Noch vor wenigen Jahren waren es die Mainstream-Unternehmen für den digitalen Zahlungsverkehr, die an die guten alten Währungen gebunden waren und über die gejubelt wurde. Ihre Popularität war so groß, dass der französische Konzern Worldline im Jahr 2019 Schuldtitel mit negativer Rendite ausgeben konnte – Anleger investierten wissentlich Geld in Anleihen, die als so sicher galten, dass sie für dieses Privileg bezahlten. Die Aktien des Unternehmens sind jetzt weniger als 15 Prozent des Rekordhochs von vor 18 Monaten wert, nachdem sie vor zwei Wochen aufgrund von Bedenken hinsichtlich Kundenbetrug und geringeren Umsätzen um mehr als 50 Prozent eingebrochen waren. Die Fahrt für jüngere Zahlungs-Fintechs war nicht weniger wild. CAB Payments, das Geschäftszahlungen an entlegene Standorte abwickelt, musste nach einer Umsatzwarnung einen 72-prozentigen Einbruch seiner Bewertung hinnehmen, nur etwa drei Monate nach der Notierung an der Londoner Börse.
Auch größere Spieler wurden hart getroffen. Die Aktien von Adyen, dem niederländischen Konzern, der Online-Zahlungen für große Abo-Riesen von Netflix bis Spotify abwickelt, fielen im Sommer um fast die Hälfte, nachdem Jahre stetigen Wachstums ins Stocken geraten waren. Sein größter Konkurrent, immer noch in Privatbesitz, ist die Irish-American Stripe, die eine Halbierung ihrer Bewertung hinnehmen musste, als sie im März neue Mittel aufnahm.
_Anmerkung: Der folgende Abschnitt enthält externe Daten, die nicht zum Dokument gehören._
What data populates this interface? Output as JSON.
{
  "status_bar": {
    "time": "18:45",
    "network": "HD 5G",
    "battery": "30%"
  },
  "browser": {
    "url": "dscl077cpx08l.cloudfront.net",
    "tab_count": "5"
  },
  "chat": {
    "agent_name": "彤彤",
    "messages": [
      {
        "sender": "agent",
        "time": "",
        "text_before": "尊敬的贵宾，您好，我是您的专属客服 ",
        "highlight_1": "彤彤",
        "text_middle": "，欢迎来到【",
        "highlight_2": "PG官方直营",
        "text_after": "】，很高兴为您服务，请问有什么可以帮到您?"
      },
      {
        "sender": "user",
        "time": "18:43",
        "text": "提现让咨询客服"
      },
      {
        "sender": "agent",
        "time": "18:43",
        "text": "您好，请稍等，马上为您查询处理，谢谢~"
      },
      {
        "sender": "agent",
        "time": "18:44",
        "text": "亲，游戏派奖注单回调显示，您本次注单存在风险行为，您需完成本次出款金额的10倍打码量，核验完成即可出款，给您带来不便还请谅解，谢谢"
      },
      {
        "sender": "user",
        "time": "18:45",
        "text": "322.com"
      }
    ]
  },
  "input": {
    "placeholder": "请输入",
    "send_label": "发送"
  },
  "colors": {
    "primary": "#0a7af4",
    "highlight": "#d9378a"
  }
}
Und eines der ursprünglichen Zahlungs-Fintechs, PayPal, wird in den turbulenten Tagen des Jahres 2021 mit knapp einem Sechstel seiner Bewertung gehandelt.
Es sind einige marktweite Kräfte am Werk. Der Hype um digitale Zahlungen hat nachgelassen, teils weil die Begeisterung für Online-Verkäufe in der Pandemie-Ära nachgelassen hat, teils weil die Inflation die Verbraucherausgaben gekürzt hat und teils weil die Finanzierung von Fintechs teurer und weniger leicht verfügbar geworden ist. Fintech-Unternehmen im Allgemeinen hatten aufgrund ihres berauschenden Versprechens, mithilfe von Technologie einen Finanzsektor zu reformieren, der im letzten Jahrhundert feststeckte, extreme Bewertungen erhalten. Die steilen Bewertungsrückgänge der letzten Monate waren also auch eine Korrektur dieser Überschwänglichkeit, die durch einen allgemein nervösen Aktienmarkt noch verstärkt wurde.
Letztendlich kann der digitale Zahlungssektor jedoch immer noch eine grundsätzlich positive Aussicht vorweisen, mit einem realen Anwendungsfall, von dem Krypto-Fans nur träumen können. Martina Weimert, Geschäftsführerin der European Payments Initiative – einer Gruppe, die von 14 großen Banken gegründet wurde, um einen regionalen Zahlungsanbieter aufzubauen – sagt, dass die Verlagerung weg von Bargeld und Karten hin zu digitalen, hauptsächlich Smartphone-basierten Zahlungen, säkular und langfristig sei. „Es ist ein unaufhaltsamer Trend“, sagt sie und verweist auf die Ambition von EPI, ein beispielloses grenzüberschreitendes Bank-zu-Bank-Zahlungssystem in der gesamten Eurozone zu sein. Solange sich der Block nicht für den „Netzwerkstatus“ anmeldet.